5 steps to distribute the Covid vaccine more effectively by using technology

Learn from the disruptive vaccine rollout process

The distribution of the COVID-19 vaccine in the U.S. has been less than exemplary. While there has been an abundance of logistical issues, and it is easy to blame everything on the government, I am personally frustrated by the lackluster reactionary stance from the private sector on the last mile of the distribution chain. Try registering a parent on Walgreen's registration portal, and let me know how it goes.

I ran a few searches on Google for keywords such as "Walgreens vaccine COVID" but was not able to find it. I went digging through FAQ sections on the mothership's website, ran a few additional searches, one with "portal" in the name, and I finally found an unoptimized (from an SEO perspective) result with the title "Landing Page." That looked like what I needed, but the landing page did little to explain what I found. It's called an LTCF Portal. Does anyone know what LTCF means? I attempted to sign in with my parent's Walgreens account, but it didn't work. It turns out it was a portal to register "Long Term Care Facilities", so back to searching I went.
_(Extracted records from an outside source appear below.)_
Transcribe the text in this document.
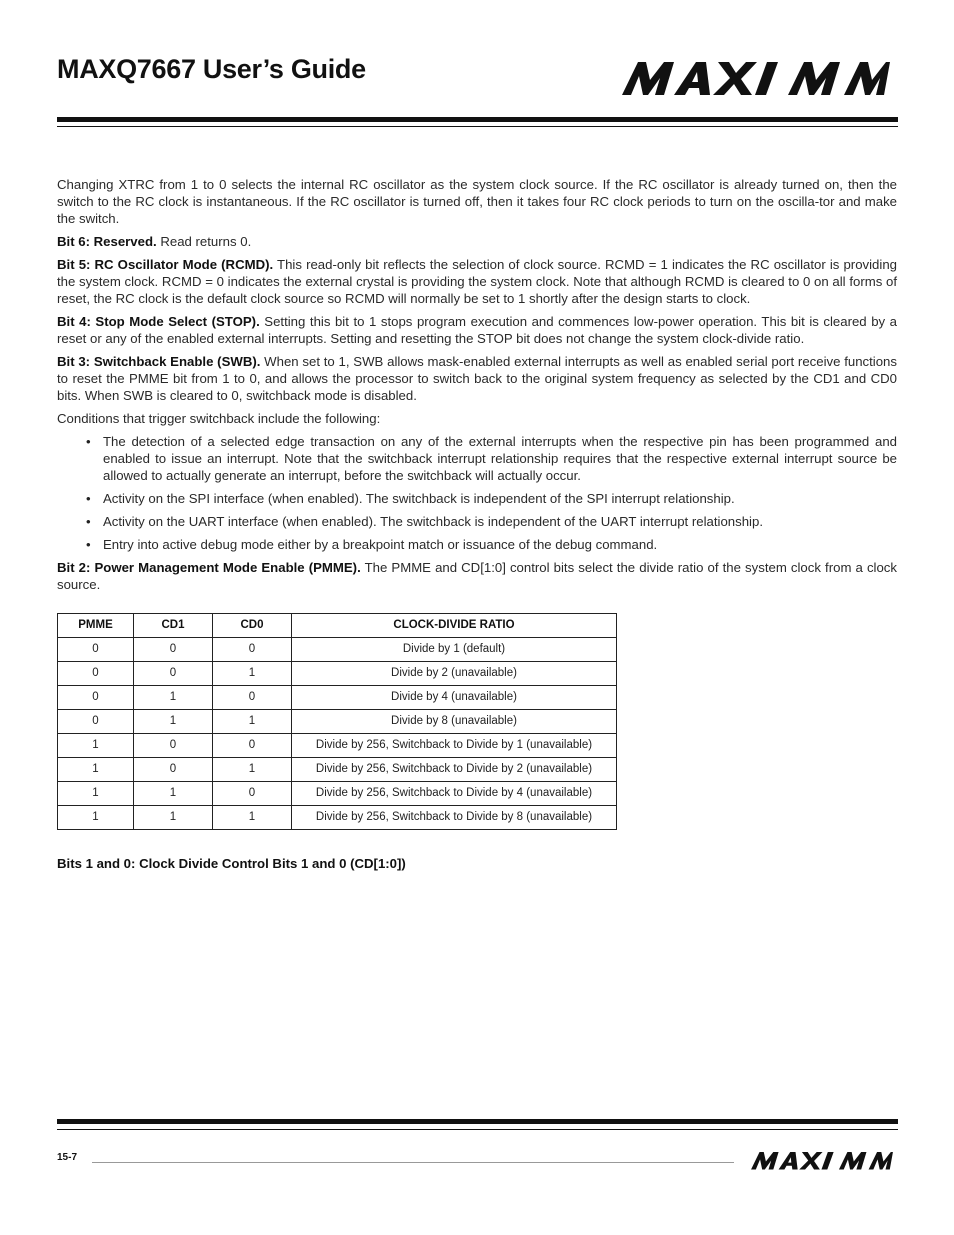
MAXQ7667 User’s Guide

Changing XTRC from 1 to 0 selects the internal RC oscillator as the system clock source. If the RC oscillator is already turned on, then the switch to the RC clock is instantaneous. If the RC oscillator is turned off, then it takes four RC clock periods to turn on the oscilla-tor and make the switch.

Bit 6: Reserved. Read returns 0.

Bit 5: RC Oscillator Mode (RCMD). This read-only bit reflects the selection of clock source. RCMD = 1 indicates the RC oscillator is providing the system clock. RCMD = 0 indicates the external crystal is providing the system clock. Note that although RCMD is cleared to 0 on all forms of reset, the RC clock is the default clock source so RCMD will normally be set to 1 shortly after the design starts to clock.

Bit 4: Stop Mode Select (STOP). Setting this bit to 1 stops program execution and commences low-power operation. This bit is cleared by a reset or any of the enabled external interrupts. Setting and resetting the STOP bit does not change the system clock-divide ratio.

Bit 3: Switchback Enable (SWB). When set to 1, SWB allows mask-enabled external interrupts as well as enabled serial port receive functions to reset the PMME bit from 1 to 0, and allows the processor to switch back to the original system frequency as selected by the CD1 and CD0 bits. When SWB is cleared to 0, switchback mode is disabled.

Conditions that trigger switchback include the following:

• The detection of a selected edge transaction on any of the external interrupts when the respective pin has been programmed and enabled to issue an interrupt. Note that the switchback interrupt relationship requires that the respective external interrupt source be allowed to actually generate an interrupt, before the switchback will actually occur.
• Activity on the SPI interface (when enabled). The switchback is independent of the SPI interrupt relationship.
• Activity on the UART interface (when enabled). The switchback is independent of the UART interrupt relationship.
• Entry into active debug mode either by a breakpoint match or issuance of the debug command.

Bit 2: Power Management Mode Enable (PMME). The PMME and CD[1:0] control bits select the divide ratio of the system clock from a clock source.

PMME	CD1	CD0	CLOCK-DIVIDE RATIO
0	0	0	Divide by 1 (default)
0	0	1	Divide by 2 (unavailable)
0	1	0	Divide by 4 (unavailable)
0	1	1	Divide by 8 (unavailable)
1	0	0	Divide by 256, Switchback to Divide by 1 (unavailable)
1	0	1	Divide by 256, Switchback to Divide by 2 (unavailable)
1	1	0	Divide by 256, Switchback to Divide by 4 (unavailable)
1	1	1	Divide by 256, Switchback to Divide by 8 (unavailable)
Bits 1 and 0: Clock Divide Control Bits 1 and 0 (CD[1:0])
15-7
I finally found what I needed, and the website required me to set up pharmacy access, which I did. Then the form took me through a screening workflow. Instead of using rules based on my demographic data to determine eligibility, the form linked me to a 24-page long PDF. At this point, I was frustrated to the moon, and I run a technology company! What is a 70-year-old going to do?

Covid screen shot 1

Last but not least, the system allowed me to look for a day and time to get our parents vaccinated. The calendar selector, however, did not show any availability. I had to click on every single day on the calendar, only to see "no availability." The moment that availability got updated (typically at midnight) it became a race of clicking about frantically to find a spot. Some facilities reported a total of ~15 vaccinations a day until the additional staff is "certified" to carry out the vaccination.

Covid screen shot 2

You get the picture. We've had 11 months to prepare for it, and this is what we get from one of the largest and richest private sector businesses in the U.S.
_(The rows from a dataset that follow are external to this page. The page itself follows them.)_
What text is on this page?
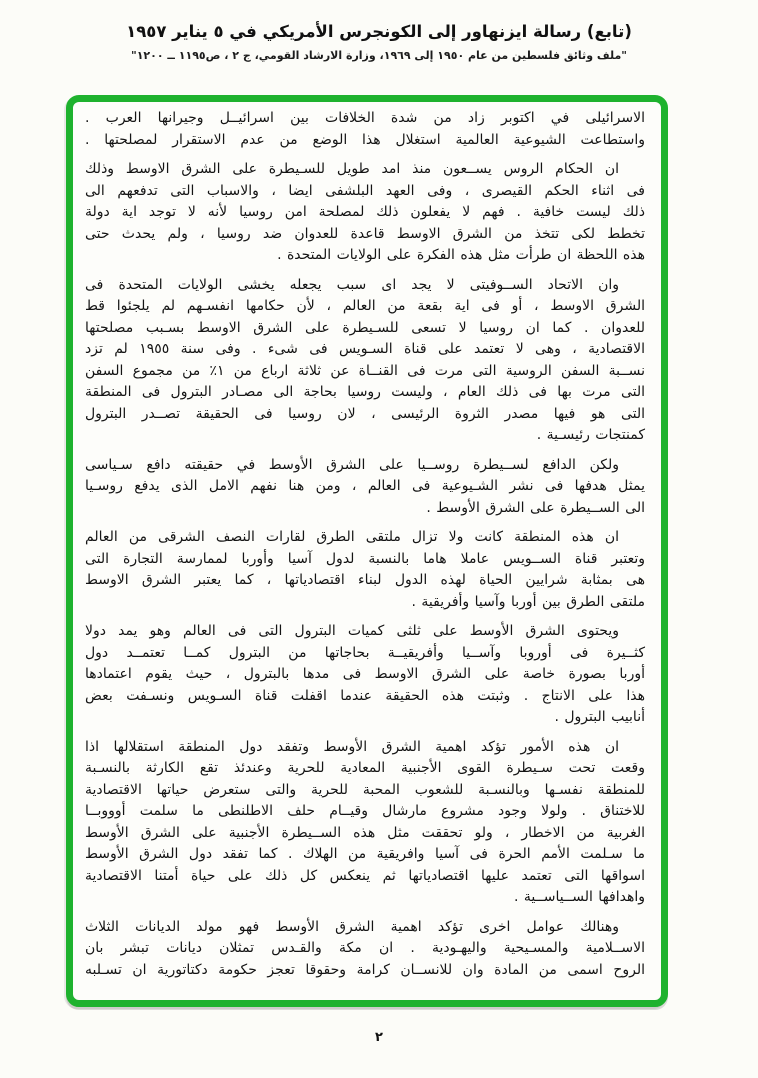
(تابع) رسالة ايزنهاور إلى الكونجرس الأمريكي في ٥ يناير ١٩٥٧
"ملف وثائق فلسطين من عام ١٩٥٠ إلى ١٩٦٩، وزارة الارشاد القومي، ج ٢ ، ص١١٩٥ ــ ١٢٠٠"
الاسرائيلى في اكتوبر زاد من شدة الخلافات بين اسرائيــل وجيرانها العرب .
واستطاعت الشيوعية العالمية استغلال هذا الوضع من عدم الاستقرار لمصلحتها .
ان الحكام الروس يســعون منذ امد طويل للسـيطرة على الشرق الاوسط وذلك
فى اثناء الحكم القيصرى ، وفى العهد البلشفى ايضا ، والاسباب التى تدفعهم الى
ذلك ليست خافية . فهم لا يفعلون ذلك لمصلحة امن روسيا لأنه لا توجد اية دولة
تخطط لكى تتخذ من الشرق الاوسط قاعدة للعدوان ضد روسيا ، ولم يحدث حتى
هذه اللحظة ان طرأت مثل هذه الفكرة على الولايات المتحدة .
وان الاتحاد الســوفيتى لا يجد اى سبب يجعله يخشى الولايات المتحدة فى
الشرق الاوسط ، أو فى اية بقعة من العالم ، لأن حكامها انفسـهم لم يلجئوا قط
للعدوان . كما ان روسيا لا تسعى للسـيطرة على الشرق الاوسط بسـبب مصلحتها
الاقتصادية ، وهى لا تعتمد على قناة السـويس فى شىء . وفى سنة ١٩٥٥ لم تزد
نســبة السفن الروسية التى مرت فى القنــاة عن ثلاثة ارباع من ١٪ من مجموع السفن
التى مرت بها فى ذلك العام ، وليست روسيا بحاجة الى مصـادر البترول فى المنطقة
التى هو فيها مصدر الثروة الرئيسى ، لان روسيا فى الحقيقة تصــدر البترول
كمنتجات رئيسـية .
ولكن الدافع لســيطرة روســيا على الشرق الأوسط في حقيقته دافع سـياسى
يمثل هدفها فى نشر الشـيوعية فى العالم ، ومن هنا نفهم الامل الذى يدفع روسـيا
الى الســيطرة على الشرق الأوسط .
ان هذه المنطقة كانت ولا تزال ملتقى الطرق لقارات النصف الشرقى من العالم
وتعتبر قناة الســويس عاملا هاما بالنسبة لدول آسيا وأوربا لممارسة التجارة التى
هى بمثابة شرايين الحياة لهذه الدول لبناء اقتصادياتها ، كما يعتبر الشرق الاوسط
ملتقى الطرق بين أوربا وآسيا وأفريقية .
ويحتوى الشرق الأوسط على ثلثى كميات البترول التى فى العالم وهو يمد دولا
كثــيرة فى أوروبا وآســيا وأفريقيــة بحاجاتها من البترول كمــا تعتمــد دول
أوربا بصورة خاصة على الشرق الاوسط فى مدها بالبترول ، حيث يقوم اعتمادها
هذا على الانتاج . وثبتت هذه الحقيقة عندما اقفلت قناة السـويس ونسـفت بعض
أنابيب البترول .
ان هذه الأمور تؤكد اهمية الشرق الأوسط وتفقد دول المنطقة استقلالها اذا
وقعت تحت سـيطرة القوى الأجنبية المعادية للحرية وعندئذ تقع الكارثة بالنسـبة
للمنطقة نفسـها وبالنسـبة للشعوب المحبة للحرية والتى ستعرض حياتها الاقتصادية
للاختناق . ولولا وجود مشروع مارشال وقيــام حلف الاطلنطى ما سلمت أوووبــا
الغربية من الاخطار ، ولو تحققت مثل هذه الســيطرة الأجنبية على الشرق الأوسط
ما سـلمت الأمم الحرة فى آسيا وافريقية من الهلاك . كما تفقد دول الشرق الأوسط
اسواقها التى تعتمد عليها اقتصادياتها ثم ينعكس كل ذلك على حياة أمتنا الاقتصادية
واهدافها الســياســية .
وهنالك عوامل اخرى تؤكد اهمية الشرق الأوسط فهو مولد الديانات الثلاث
الاســلامية والمسـيحية واليهـودية . ان مكة والقـدس تمثلان ديانات تبشر بان
الروح اسمى من المادة وان للانســان كرامة وحقوقا تعجز حكومة دكتاتورية ان تسـلبه
٢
Here are 5 recommended steps to reduce patient anxiety, increase throughput, and guarantee a smooth rollout of the vaccine using tech.

1. Establish a national queue

It's like we didn't learn anything from the Obamacare rollout fiasco, where state-wide insurance platforms crumbled under the volume of users like the Russian Olympic team under the scrutiny of doping allegations.

This rollout was an opportunity for both the government and private sector to step up and introduce a single, nationwide registration queue. Hell, why not use the largest identity management platform in the country? I hear a college kid built it a while ago, and you like to post your grandchildren's pictures on it.

First, you would have access to infrastructure that is already used at high volume and will not crack under pressure. Second, you lower the barrier of access because most people are already registered. Third, a single queue would provide the single source of truth in terms of access and eligibility (I'll come back to eligibility verification). You want to get fancy? We could use blockchain to track registrations, and there would literally be no way to alter the data.

Registration and Blockchain

2. Introduce multiple channels of access

For those that aren't on the social network, we could offer alternative channels of registration to the queue. We've been wrestling with automated phone systems for what seems like millennia when trying to dispute those pesky credit card charges. Even our elderly could figure out how to punch in their registration data over the phone.

Multichannel distribution

Want to go old school? Provide paper applications and scan them in automatically (banks do it all the time!). Walk-up kiosks at all major pharmacies are another channel that could use existing infrastructure and lower the barrier of entry.

3. Use a rule engine to determine eligibility

My wife mocks me for not understanding what the stages of vaccine distribution mean - 1a, 1b, 1c... How are these helpful? We, as a society, have Open-Source tools that allow you to establish an easy-to-manage rules engine. The rules can be configured based on legislative domains (e.g., states), age groups, employment categories, and the list goes on.


Take the registration data, combine it with inventory availability, and allow the program to assign inventory to individuals based on the rules that the government determines are appropriate at any given time—stuck on a particular distribution stage? Promote people from the queue, so you don't hold up the damn train!

4. Improve the usability and accessibility of apps

There's really no excuse for the frustration and inefficiency of bad user experience on registration applications, like what you see on the Walgreens vaccine portal. We've written, presented, filmed, and posted about Product Design best practices that put the user at the center and design the software around the outcomes vs. the functionality. Want to have more people register? Design your software to help them do so!

5. Establish trust through transparency

The last thing you need when rolling out a vaccine during times of unrest is systems and processes that fail the trust of the country's citizens. Why not visualize and report registration status openly? Visualize the data based on geography, age group, vaccine inventory, vaccine distribution velocity, projected availability, and so on. Reward the private sector companies (e.g., a pharmacy network) that distribute the vaccine faster by providing them with more inventory at the federal level.

Transparency data

Executing on these programs would have taken 3-4 months and could have been in place by now if we started back in April of last year.